Speeding MTTR when a third-party cloud service is attacked

We all know you can’t stop every malicious attack. Even more troublesome is when an externally sourced element in the cloud – engaged as part of your infrastructure – is hit and it impacts customers using your digital service.

That’s what happened on October 22 when a DDoS attack on the AWS Route 53 DNS service made its S3 storage service unavailable or slow loading to thousands of organizations. We had an early view of this outage which allowed us to reverse engineer the incident. This analysis offered clues on optimal approaches to speed mean time to resolve (MTTR), minimizing the impact of cloud-based service outages on your business.

Why some S3 customers were in the dark

Amazon reported that the DNS outage started at 10:30am PT. However at 5:20am PT certain anomalies appeared in the west coast of the US, particularly the San Francisco and Los Angeles areas. They showed up as packet loss when a DNS query hit the AWS network. A deeper look indicated this affected only the S3 service, not AWS as a whole.

speeding MTTR

To see how this impacted one company, the waterfall chart’s magenta lines show that the Amazon Route 53 DNS servers responsible for serving S3 data to this specific website were not available. The company’s main website pages were up, but its data services dependent on S3 were down.

speeding MTTR

Eventually AWS acknowledged the DDoS attack and responded, with traceroutes indicating packets were rerouted through Neustar ASN, a DDoS mitigation service used by AWS. But this was hours after the damage to S3 customers was done.

Five guidelines to fortify for third-party outages

It is possible to mitigate the impact of attacks on third-party components upon which you depend. The key is to know what to look for. Companies that caught this incident early had the following guidelines in place:

1. Always monitor from the end-user perspective. The traditional method is to monitor your infrastructure only, which will often put you at a timing disadvantage. The first signs of this particular attack showed up as latency to west coast users. Security or IT ops teams that saw this were put on early alert that something was wrong. Watching your infrastructure and the end user provides a holistic view and helps you get to detection more quickly.

2. Monitor third-party components as carefully as your own infrastructure. You brought on cloud-based services to shift the responsibility elsewhere, right? Well, only to a point. The number of domino effect outages we’ve seen that arise from external services like storage, APIs, newsfeeds, video feeds, etc. has grown over the last few years. While your customers may understand when you report it’s a third party problem, they will still be frustrated with your service.

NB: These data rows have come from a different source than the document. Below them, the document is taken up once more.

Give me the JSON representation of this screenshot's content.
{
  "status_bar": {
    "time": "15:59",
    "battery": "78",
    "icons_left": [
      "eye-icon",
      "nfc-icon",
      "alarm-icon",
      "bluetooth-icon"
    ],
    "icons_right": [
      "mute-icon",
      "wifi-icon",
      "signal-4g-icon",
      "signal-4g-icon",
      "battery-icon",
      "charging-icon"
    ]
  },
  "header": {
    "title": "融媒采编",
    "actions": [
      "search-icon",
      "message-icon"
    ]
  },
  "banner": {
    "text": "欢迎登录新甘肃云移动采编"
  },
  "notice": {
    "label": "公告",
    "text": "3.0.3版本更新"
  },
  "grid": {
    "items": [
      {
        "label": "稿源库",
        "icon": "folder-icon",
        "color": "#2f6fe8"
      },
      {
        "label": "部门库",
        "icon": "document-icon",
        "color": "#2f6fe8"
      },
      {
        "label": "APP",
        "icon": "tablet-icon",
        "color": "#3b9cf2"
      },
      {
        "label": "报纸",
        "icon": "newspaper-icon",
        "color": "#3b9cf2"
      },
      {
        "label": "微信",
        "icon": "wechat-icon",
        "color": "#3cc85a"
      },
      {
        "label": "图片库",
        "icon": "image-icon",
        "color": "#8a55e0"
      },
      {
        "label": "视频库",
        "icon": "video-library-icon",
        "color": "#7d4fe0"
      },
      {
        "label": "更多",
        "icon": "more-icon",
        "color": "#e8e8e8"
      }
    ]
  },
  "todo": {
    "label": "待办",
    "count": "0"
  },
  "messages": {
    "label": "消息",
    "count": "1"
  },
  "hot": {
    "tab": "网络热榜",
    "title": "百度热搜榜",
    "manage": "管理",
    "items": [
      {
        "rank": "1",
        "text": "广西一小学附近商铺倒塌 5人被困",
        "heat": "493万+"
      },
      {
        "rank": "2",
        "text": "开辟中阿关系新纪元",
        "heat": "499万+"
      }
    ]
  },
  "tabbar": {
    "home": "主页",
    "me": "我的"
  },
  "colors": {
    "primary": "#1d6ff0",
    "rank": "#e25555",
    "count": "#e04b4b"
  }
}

3. Don’t monitor a cloud-based service only from the cloud. If you had engaged a popular synthetic monitoring provider to watch your AWS Route 53-dependent services, there’s a good chance that provider’s software was hosted in the same AWS datacenter. So rather than getting a real-world view of performance, you’re getting a view from just down the hall. That would have resulted in a dashboard that showed zero latency and 100% availability for DNS, all the while your customers were suffering.

That’s why we recommend that your monitoring agents be placed in geographically distributed locations using a variety of infrastructure types, including backbone, ISP and wireless, in addition to multiple cloud providers. This increases your chances of detecting problems and also provides valuable ongoing analysis of the type of performance issues that impact your customers, and where they might be likely to occur next.

4. Decouple infrastructure where possible. Reducing dependencies between network layers and within layers can go a long way toward preventing domino-effect failures across your entire network. This is especially true for mission-critical components. The rebuilding of applications to accomplish this is far from a simple task, but will result in a more protected system overall. You’ll also find that loosely coupled infrastructure is easier to scale and more affordable since you’re increasing server capacity for select components rather than for an entire network layer.

DNS monitoring in a decoupled architecture can also help you isolate and analyze the health of individual components of your DNS system as well as locate where and why network latency and performance degradations are occurring. During the AWS attack, this type of testing helped us quickly determine the outage was contained to S3.

5. Have DNS backups in place and be ready to scale if necessary. An obvious approach that bears repeating is to have backups or workarounds in place, particularly for a service as vital as DNS. While this DNS problem only impacted S3, not the outsourced AWS DNS service many organizations use, it revealed a potential weak spot.

When the DDoS attack hit AWS, it was flooded with malicious traffic causing the customer access problems we’ve outlined. So if this AWS issue had affected Route 53 customers, your site or service would be unavailable. So have plans to temporarily scale when hit with excessive traffic until you can put the backup in place.

Conclusion

No cybersecurity plan is bulletproof but careful monitoring can be a second line of defense, especially if you fine-tune your program to catch performance failures rooted in external third parties. With proper planning you can detect attack-related problems earlier and, in many instances, get ahead of the problem.